“It’s for you!” exclaimed Mary. “For your Christmas—to make you happy!”
“For our Christmas! To make us happy!” repeated the girl, slowly. “Oh, I—I didn’t think we’d ever have a Christmas—or be happy again.”
“Nor me,” said her brother. “Oh, how kind you are!”
“It was the jolly sailor who thought of it,” said Tommy.
“And we’re going home with you, and make you happier yet,” added Johnny, and then, before the jolly sailorman could stop them, Mary had seen a big red auto coming down the street.
“Here,” she cried, “we’ll all get into this. I know the man will let us.” And, when the auto came rumbling up, Mary said to the man who was steering it:
“Please take us, and this boy and girl, home to their house so we can help them have Christmas.”
“Why, certainly I will,” said the man, kindly. Then he helped Mary and Tommy and Johnny and the poor boy and girl into his auto, and he put in the big basket of good things, and away they all went.
“Here! Here!
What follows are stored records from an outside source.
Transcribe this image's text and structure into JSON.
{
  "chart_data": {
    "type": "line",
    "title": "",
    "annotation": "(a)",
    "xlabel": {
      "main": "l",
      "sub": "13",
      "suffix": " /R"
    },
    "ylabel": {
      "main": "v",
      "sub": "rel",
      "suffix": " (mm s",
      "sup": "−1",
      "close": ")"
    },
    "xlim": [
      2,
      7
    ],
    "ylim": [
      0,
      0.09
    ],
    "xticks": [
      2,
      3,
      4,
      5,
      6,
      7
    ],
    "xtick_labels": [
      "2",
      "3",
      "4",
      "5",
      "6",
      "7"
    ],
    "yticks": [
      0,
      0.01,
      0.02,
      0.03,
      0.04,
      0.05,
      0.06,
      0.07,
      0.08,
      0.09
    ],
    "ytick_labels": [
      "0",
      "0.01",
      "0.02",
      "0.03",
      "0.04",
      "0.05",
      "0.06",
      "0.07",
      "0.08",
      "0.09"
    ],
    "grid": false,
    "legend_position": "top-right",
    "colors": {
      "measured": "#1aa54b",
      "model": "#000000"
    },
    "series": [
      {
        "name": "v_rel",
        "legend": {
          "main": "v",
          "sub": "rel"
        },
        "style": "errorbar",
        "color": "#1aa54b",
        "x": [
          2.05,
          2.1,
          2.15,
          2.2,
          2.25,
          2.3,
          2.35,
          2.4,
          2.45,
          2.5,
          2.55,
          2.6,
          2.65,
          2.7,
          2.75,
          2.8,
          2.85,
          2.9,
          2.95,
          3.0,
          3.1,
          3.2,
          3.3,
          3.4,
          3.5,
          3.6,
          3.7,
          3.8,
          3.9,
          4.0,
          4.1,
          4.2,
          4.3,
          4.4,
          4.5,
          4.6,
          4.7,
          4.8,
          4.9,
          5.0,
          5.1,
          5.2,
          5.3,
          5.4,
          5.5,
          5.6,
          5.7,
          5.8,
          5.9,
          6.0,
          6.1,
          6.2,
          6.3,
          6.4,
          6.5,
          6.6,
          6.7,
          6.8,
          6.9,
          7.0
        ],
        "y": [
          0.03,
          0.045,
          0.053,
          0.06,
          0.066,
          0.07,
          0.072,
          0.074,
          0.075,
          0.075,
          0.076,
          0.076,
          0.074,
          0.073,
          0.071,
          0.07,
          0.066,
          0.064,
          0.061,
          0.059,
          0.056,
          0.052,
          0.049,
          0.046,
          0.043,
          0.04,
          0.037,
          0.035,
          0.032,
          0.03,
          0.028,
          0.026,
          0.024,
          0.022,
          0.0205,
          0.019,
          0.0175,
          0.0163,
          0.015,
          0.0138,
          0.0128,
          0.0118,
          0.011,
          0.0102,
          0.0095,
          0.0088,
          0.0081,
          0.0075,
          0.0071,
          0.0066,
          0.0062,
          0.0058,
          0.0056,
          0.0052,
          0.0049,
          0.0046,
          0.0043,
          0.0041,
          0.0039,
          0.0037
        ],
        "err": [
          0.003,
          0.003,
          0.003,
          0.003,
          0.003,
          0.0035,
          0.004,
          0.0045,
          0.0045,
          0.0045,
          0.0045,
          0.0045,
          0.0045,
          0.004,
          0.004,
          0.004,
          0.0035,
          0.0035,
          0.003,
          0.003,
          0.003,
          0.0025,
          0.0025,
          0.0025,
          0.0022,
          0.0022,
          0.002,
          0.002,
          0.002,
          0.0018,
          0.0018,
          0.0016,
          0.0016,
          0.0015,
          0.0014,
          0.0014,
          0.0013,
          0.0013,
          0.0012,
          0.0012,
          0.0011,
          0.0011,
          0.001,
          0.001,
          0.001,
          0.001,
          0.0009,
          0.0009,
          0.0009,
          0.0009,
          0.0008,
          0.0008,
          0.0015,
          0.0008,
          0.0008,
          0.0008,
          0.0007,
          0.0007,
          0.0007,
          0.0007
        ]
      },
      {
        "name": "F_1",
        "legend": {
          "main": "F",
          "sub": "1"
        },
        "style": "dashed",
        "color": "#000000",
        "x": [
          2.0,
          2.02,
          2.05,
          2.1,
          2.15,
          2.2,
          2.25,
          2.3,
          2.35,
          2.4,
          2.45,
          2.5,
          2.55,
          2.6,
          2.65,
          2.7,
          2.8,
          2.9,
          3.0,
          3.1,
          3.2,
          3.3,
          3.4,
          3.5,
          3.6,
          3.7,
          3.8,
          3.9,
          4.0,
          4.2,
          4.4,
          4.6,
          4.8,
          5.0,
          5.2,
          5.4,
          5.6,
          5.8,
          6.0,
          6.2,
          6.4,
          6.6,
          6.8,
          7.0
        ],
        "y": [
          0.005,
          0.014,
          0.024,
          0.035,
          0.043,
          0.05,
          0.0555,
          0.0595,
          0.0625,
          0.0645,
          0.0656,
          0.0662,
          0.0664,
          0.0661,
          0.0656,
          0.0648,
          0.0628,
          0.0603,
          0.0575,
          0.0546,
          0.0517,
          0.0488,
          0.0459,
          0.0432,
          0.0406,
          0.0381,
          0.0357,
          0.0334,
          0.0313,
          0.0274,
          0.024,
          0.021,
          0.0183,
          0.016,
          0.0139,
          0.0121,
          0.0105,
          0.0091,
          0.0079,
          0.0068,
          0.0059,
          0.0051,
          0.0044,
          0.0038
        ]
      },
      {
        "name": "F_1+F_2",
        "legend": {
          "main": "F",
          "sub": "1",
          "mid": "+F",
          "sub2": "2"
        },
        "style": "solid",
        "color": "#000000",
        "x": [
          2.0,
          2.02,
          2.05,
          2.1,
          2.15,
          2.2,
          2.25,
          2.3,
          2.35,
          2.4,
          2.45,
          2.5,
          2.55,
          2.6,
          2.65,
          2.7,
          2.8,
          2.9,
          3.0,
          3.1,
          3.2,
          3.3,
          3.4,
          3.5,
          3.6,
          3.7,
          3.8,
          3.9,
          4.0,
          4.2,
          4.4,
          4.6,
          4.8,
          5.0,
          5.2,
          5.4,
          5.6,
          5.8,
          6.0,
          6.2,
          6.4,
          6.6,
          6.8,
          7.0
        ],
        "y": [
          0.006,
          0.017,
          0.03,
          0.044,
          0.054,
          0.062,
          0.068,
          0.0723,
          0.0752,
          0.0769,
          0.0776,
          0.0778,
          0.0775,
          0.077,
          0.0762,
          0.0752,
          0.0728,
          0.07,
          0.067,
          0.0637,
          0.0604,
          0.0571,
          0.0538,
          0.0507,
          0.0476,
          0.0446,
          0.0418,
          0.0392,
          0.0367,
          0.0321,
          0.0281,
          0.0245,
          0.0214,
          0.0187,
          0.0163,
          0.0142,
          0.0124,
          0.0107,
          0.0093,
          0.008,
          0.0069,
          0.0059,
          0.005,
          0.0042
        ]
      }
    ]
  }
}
Come back, if you please!” called the jolly sailor, trying to stump along after them with his wooden leg. “You Trippertrots will be lost again, sure pop!”
But Tommy and Mary and Johnny were so interested in going to make a Christmas for the poor boy and girl, that they forgot the jolly sailor, and never heard him calling to them. And they went on and on, farther and farther away, and what happened when they got to the poor boy’s and girl’s house I shall have to tell you in the next story.